“Yes, sir.”
“And then didn’t you buy that lunch that you carried out in that lake with you up there?”
“Yes, sir.
I think that was about sixty cents.”
“And how much did it cost you to get to Big Bittern?”
“It was a dollar on the train to Gun Lodge and a dollar on the bus for the two of us to Big Bittern.”
“You know these figures pretty well, I see.
Naturally, you would.
You didn’t have much money and it was important.
And how much was your fare from Three Mile Bay to Sharon afterwards?”
“My fare was seventy-five cents.”
“Did you ever stop to figure this all up exactly?”
“No, sir.”
“Well, will you?”
“Well, you know how much it is, don’t you?”
“Yes, sir, I do.
It was twenty-four dollars and sixty-five cents.
You said you spent twenty dollars.
But here is a discrepancy of four dollars and sixty-five cents.
How do you account for it?”
“Well, I suppose I didn’t figure just exactly right,” said Clyde, irritated by the accuracy of figures such as these.
But now Mason slyly and softly inquiring:
“Oh, yes, Griffiths, I forgot, how much was the boat you hired at Big Bittern?”
He was eager to hear what Clyde would have to say as to this, seeing that he had worked hard and long on this pitfall.
“Oh — ah — ah — that is,” began Clyde, hesitatingly, for at Big Bittern, as he now recalled, he had not even troubled to inquire the cost of the boat, feeling as he did at the time that neither he nor Roberta were coming back.
But now here and in this way it was coming up for the first time.
And Mason, realizing that he had caught him here, quickly interpolated a
“Yes?” to which Clyde replied, but merely guessing at that:
“Why, thirty-five cents an hour — just the same as at Grass Lake — so the boatman said.”
But he had spoken too quickly.
And he did not know that in reserve was the boatman who was still to testify that he had not stopped to ask the price of the boat.
And Mason continued:
“Oh, it was, was it?
The boatman told you that, did he?”
“Yes, sir.”
“Well now, don’t you recall that you never asked the boatman at all?

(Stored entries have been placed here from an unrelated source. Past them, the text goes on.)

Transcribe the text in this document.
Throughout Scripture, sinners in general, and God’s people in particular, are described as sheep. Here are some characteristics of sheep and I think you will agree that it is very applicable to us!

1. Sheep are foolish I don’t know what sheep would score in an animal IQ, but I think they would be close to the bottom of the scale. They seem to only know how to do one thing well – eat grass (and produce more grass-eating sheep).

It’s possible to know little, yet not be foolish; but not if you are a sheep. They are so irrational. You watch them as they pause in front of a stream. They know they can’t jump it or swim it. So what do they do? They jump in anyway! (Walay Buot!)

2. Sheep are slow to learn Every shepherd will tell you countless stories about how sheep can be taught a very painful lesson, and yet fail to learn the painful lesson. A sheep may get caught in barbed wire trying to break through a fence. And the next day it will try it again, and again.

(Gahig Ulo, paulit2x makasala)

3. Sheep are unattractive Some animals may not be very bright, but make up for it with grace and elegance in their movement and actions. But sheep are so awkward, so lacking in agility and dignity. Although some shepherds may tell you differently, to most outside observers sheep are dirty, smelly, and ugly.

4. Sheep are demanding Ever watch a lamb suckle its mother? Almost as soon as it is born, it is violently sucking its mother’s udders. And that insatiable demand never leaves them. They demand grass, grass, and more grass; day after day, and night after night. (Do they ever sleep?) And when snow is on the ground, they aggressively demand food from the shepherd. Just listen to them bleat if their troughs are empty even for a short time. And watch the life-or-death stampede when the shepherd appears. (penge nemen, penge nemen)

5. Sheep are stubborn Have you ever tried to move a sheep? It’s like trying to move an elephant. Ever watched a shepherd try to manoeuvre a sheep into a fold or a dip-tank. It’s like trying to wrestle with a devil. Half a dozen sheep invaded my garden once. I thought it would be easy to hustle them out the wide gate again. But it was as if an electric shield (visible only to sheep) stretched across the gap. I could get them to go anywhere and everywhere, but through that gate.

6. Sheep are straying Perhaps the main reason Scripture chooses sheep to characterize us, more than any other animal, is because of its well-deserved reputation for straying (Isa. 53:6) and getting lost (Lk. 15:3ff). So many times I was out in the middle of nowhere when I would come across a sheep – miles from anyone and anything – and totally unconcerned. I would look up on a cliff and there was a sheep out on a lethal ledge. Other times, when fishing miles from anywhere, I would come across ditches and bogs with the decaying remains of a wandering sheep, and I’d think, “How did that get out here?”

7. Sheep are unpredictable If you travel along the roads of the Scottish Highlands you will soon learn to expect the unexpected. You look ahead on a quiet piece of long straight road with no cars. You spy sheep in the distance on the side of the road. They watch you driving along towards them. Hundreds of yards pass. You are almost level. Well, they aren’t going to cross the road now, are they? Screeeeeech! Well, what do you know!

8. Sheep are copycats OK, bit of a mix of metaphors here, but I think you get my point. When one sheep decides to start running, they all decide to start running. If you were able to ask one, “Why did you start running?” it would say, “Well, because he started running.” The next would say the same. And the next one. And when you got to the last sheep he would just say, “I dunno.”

It was not thirty-five cents an hour, but fifty cents.
But of course you do not know that because you were in such a hurry to get out on the water and you did not expect to have to come back and pay for it anyway.

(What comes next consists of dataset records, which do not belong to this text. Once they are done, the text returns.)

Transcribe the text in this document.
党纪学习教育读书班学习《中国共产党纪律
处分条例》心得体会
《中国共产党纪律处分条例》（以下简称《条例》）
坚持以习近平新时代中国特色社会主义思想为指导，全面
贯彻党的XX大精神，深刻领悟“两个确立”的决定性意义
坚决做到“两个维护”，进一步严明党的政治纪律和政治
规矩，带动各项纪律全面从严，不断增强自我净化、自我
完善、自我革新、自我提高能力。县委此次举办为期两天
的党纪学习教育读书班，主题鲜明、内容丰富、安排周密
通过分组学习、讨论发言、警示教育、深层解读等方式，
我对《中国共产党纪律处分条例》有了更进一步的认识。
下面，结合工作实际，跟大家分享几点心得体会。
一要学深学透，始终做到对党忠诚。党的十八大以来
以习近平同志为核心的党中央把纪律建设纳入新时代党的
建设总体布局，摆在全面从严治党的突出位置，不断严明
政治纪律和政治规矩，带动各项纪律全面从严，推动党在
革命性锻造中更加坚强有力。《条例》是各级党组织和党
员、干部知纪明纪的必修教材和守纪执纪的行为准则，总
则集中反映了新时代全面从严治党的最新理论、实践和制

So you never even asked, you see.
Do you see?
Do you recall that now?”
And here Mason produced a bill that he had gotten from the boatman and waved it in front of Clyde.
“It was fifty cents an hour,” he repeated.
“They charge more than at Grass Lake.
But what I want to know is, if you are so familiar with these other figures, as you have just shown that you are, how comes it that you are not familiar with this figure?
Didn’t you think of the expense of taking her out in a boat and keeping the boat from noon until night?”
The attack came so swiftly and bitterly that at once Clyde was confused.
He twisted and turned, swallowed and looked nervously at the floor, ashamed to look at Jephson who had somehow failed to coach him as to this.
“Well,” bawled Mason, “any explanation to make as to that?
Doesn’t it strike even you as strange that you can remember every other item of all your expenditures — but not that item?”